Чертик лежал сверху, придавливая бумаги. Маленький, огненно-красный, он мчался верхом на розовом поросенке, нахально показывая нос растопыренной пятерней.
Вместе с поросенком они помещались в спичечной коробке. Митя осторожно вынул его. На ладони подержать и то приятно, такой он литой, тяжелый, как гирька. Мите всегда ужасно нравился этот чертик, и он отлично понимал, почему его так любит Наташа.
— Тут тетрадка какая-то сверху. Надписано — Сладковская Леля, ученица второго класса. Это что?
Наташа помолчала, собираясь с мыслями, потом ее непослушные, пересохшие губы тронула туманная, несмелая улыбка.
— Это моя мама... — как будто засыпая, выговорила она с закрывающимися глазами. Улыбка проступила радостная, но уже как-то почти бессмысленная. — Мама была маленькая... А я ее даже никогда... Не помню.
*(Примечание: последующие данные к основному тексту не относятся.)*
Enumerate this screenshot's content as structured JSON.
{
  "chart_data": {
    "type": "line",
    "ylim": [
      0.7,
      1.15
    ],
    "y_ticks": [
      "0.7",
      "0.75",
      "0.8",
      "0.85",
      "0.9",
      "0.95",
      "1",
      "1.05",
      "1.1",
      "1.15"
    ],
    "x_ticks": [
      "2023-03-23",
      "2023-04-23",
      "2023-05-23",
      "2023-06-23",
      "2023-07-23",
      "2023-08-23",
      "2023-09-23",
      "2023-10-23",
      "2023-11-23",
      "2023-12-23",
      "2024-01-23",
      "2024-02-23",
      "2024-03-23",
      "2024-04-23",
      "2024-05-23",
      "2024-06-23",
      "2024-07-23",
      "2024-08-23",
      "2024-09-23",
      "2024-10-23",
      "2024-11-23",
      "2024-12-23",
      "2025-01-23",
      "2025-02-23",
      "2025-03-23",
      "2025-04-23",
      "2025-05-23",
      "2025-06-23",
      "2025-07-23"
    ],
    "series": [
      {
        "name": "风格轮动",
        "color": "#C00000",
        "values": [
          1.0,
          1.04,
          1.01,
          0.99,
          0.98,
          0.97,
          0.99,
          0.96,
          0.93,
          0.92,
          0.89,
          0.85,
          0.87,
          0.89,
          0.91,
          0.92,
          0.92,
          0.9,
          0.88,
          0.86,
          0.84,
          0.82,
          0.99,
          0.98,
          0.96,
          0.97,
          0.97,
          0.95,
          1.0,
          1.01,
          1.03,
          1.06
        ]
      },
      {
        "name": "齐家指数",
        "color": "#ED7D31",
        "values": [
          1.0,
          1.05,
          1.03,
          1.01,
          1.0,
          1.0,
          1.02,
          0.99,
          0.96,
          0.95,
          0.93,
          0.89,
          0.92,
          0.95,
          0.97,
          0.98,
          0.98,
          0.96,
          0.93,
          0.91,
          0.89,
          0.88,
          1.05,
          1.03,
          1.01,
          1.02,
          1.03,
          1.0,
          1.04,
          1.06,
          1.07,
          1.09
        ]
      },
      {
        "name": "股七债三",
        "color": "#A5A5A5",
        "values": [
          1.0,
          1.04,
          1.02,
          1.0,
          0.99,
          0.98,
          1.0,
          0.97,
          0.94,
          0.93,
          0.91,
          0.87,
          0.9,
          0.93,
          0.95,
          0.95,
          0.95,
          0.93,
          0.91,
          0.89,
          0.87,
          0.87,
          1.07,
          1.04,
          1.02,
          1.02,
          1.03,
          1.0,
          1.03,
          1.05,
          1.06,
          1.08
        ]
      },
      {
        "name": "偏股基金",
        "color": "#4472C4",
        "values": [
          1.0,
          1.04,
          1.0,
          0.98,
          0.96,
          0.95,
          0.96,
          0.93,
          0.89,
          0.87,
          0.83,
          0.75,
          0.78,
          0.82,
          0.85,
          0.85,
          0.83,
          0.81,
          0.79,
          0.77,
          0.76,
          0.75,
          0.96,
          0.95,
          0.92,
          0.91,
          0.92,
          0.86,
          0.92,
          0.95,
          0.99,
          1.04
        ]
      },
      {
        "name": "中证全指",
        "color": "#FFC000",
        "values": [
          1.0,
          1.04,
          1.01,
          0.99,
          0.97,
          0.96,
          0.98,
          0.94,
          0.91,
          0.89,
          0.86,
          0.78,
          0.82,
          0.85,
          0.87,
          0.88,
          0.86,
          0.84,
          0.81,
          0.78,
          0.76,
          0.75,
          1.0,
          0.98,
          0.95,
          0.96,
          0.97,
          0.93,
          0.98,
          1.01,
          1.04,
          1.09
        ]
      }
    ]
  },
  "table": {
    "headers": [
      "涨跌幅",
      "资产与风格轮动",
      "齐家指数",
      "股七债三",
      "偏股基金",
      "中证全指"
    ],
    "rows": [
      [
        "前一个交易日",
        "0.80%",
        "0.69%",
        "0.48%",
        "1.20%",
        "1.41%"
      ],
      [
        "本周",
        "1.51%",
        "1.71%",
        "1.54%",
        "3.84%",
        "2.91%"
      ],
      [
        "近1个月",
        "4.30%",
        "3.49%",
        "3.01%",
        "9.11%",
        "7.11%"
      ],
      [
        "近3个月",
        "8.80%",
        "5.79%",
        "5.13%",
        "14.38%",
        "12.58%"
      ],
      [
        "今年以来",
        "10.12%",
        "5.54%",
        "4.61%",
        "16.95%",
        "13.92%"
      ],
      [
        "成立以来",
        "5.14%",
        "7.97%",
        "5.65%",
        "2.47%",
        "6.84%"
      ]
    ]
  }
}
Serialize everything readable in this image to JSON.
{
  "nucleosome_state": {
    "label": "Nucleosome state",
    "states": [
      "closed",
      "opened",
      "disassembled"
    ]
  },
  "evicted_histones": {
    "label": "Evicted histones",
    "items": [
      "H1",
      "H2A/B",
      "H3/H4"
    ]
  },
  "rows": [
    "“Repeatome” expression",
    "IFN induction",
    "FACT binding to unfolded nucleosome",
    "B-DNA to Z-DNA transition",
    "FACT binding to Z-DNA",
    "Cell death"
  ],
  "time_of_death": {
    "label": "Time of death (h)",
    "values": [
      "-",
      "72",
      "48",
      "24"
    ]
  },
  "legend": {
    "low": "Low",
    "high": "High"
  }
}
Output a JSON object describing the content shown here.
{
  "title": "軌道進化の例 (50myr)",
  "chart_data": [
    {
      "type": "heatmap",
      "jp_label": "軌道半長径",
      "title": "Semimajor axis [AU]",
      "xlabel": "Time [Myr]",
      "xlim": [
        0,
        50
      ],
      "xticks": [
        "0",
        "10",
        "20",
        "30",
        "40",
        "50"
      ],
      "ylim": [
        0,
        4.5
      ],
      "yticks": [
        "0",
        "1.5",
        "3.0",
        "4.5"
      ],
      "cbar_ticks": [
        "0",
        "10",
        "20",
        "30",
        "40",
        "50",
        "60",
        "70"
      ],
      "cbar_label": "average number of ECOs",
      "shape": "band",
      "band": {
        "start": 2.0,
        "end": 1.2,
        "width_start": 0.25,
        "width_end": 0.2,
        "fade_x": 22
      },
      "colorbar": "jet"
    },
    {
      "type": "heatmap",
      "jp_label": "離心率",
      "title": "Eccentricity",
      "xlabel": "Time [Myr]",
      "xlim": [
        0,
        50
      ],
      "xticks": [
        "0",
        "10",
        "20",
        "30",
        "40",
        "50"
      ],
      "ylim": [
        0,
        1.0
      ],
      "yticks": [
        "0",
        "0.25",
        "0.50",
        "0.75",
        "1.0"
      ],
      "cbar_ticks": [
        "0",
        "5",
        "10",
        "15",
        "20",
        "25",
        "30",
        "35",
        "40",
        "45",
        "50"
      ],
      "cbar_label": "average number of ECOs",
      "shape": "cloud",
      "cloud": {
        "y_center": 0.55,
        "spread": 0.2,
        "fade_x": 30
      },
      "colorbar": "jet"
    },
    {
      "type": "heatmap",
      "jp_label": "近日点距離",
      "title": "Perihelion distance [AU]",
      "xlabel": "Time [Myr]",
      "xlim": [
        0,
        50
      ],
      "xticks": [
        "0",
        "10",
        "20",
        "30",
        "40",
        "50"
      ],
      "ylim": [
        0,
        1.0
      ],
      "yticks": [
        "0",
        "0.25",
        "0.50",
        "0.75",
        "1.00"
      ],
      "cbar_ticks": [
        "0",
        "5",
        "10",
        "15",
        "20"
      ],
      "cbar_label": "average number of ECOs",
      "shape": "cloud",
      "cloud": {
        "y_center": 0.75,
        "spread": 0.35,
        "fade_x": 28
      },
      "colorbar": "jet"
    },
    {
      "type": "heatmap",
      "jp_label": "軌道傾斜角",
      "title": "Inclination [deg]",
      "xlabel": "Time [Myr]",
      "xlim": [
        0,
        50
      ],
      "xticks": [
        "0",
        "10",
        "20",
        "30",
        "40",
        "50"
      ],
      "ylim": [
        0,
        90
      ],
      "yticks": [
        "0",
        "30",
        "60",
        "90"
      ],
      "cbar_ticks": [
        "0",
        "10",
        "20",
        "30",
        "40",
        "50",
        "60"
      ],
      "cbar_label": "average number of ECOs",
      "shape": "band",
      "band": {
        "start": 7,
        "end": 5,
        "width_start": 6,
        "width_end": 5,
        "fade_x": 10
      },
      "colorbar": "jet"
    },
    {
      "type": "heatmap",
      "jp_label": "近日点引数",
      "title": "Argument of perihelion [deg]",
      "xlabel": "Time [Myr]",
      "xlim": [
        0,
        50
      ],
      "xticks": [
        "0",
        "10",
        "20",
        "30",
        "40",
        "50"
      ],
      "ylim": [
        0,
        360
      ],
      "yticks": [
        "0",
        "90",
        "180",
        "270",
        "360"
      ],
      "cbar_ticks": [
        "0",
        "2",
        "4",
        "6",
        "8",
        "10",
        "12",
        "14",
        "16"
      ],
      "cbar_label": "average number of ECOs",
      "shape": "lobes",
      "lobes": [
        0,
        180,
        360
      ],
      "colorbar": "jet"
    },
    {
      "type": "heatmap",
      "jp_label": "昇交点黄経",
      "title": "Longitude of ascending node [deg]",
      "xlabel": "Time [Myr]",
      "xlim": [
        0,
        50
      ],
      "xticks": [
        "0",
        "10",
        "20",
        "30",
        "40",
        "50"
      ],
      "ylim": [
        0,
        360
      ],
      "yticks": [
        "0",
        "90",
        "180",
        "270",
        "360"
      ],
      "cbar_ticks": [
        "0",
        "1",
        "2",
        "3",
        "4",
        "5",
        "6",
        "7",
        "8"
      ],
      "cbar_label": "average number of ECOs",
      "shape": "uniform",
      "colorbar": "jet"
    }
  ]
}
Некоторое время спустя Наташа после долгого молчания вдруг проговорила громко, бессвязно и прерывисто:
— В трезвом разуме... в толстой памяти... в трезвом памяти...
Машина увезла ее только утром, и, когда она через три недели, коротко остриженная под машинку, снова оказалась дома, она начисто, надолго все позабыла.
Внезапно они оба заметили, что перестали слышать шум дождя по крыше, его уже заглушил равномерный нарастающий гул медленно покатившихся колес тронувшегося поезда. Вагон незаметно сдвинулся и пошел, оставив дождь позади на станции, его стало понемногу потряхивать, мотать, поталкивать, гул колес становился все громче.
Далеко позади осталась станция с ее тишиной, неподвижностью и обыкновенностью ее будничного позднего вечера. Тысячеверстая насыпь железнодорожного полотна впереди пролегала по степи, по лесным просекам, разрезала холмы и поля. Прибитые большими костылями к тяжелым и толстым шпалам, тянулись бесконечными полосами две линии рельсов, влажных от дождя, остывающих от нагревшего их за день солнца. Гремели, бешено вращались, с грохотом мчались в темноте сплошные колеса, придавленные к рельсам тяжестью металлического основания вагона, и надо всем этим летело, качалось, поскрипывало, уютно светилось синей лампочкой хрупкое полированное купе с блестящими медными ручками, зеркалами и легкими занавесочками на колечках.